Other than as follows, the Trusts do not have any arrangements with any person to make available information about the Funds’ portfolio securities, and the Trusts’ policies and procedures prohibit any person or entity from receiving compensation or consideration of any kind in this regard.
The Funds may regularly provide non-public portfolio holdings information to the following third parties in the normal course of their performance of services to the Funds: the Subadvisor(s); the independent registered public accounting firm (PricewaterhouseCoopers LLP); the custodian (The Bank of New York); financial printers (R.R. Donnelly, Morton Graphics, Merrill Corp.); counsel to the Fund (Goodwin Procter LLP) or counsel to the Funds’ independent trustees (Sullivan & Worcester LLP); regulatory authorities; and securities exchanges and other listing organizations. Disclosures of current portfolio holdings information will be made on a daily basis with respect to the Subadvisor(s) and the custodian. Disclosures of portfolio holdings information will be made to Funds’ independent registered public accounting firm and financial printers on a semi-annual basis in connection with the preparation of public filings, and from time to time in the course of the Funds’ operations. Disclosures of portfolio holdings information may be made to counsel to the Funds or counsel to the Funds’ independent trustees in connection with periodic meetings of the Board of Trustees and otherwise from time to time in connection with the Funds’ operations. In addition, the Funds may provide non-public portfolio holdings information to the following data providers, fund ranking/rating services, and fair valuation services: Lipper, Morningstar, and FT Interactive. The Funds may disclose monthend portfolio holdings information to each of Lipper and Morningstar generally between approximately 1 and 15 days following the end of each month. The Funds disclose current portfolio holdings information to FT Interactive on a daily basis on connection with fair valuation services.
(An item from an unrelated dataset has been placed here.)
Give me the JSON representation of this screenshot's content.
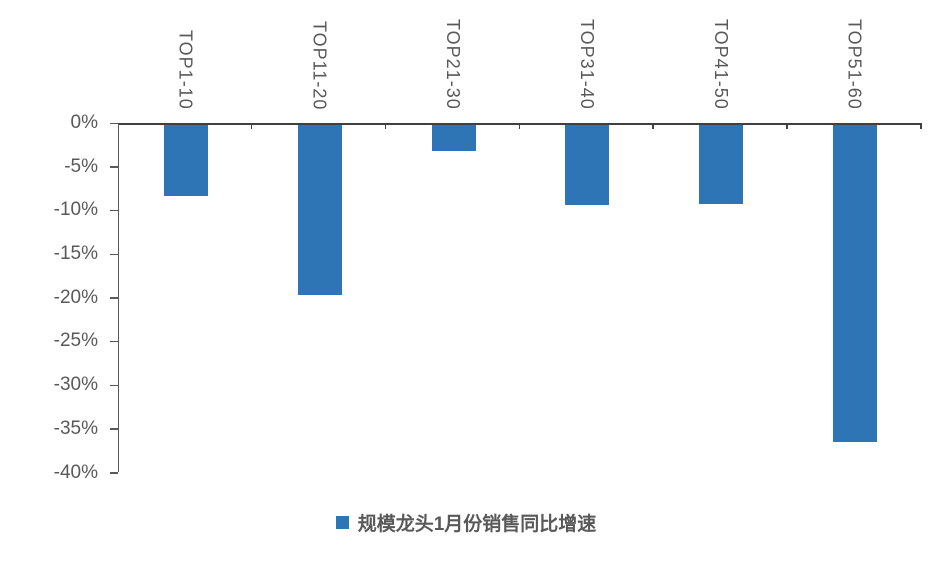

The entities to which the Funds voluntarily disclose portfolio holdings information are required, either by explicit agreement or by virtue of their respective duties to the Funds, to maintain the confidentiality of the information disclosed. There can be no assurance that the Trusts’ policies and procedures regarding selective disclosure of Fund portfolio holdings will protect the Funds from potential misuse of that information by individuals or entities to which it is disclosed.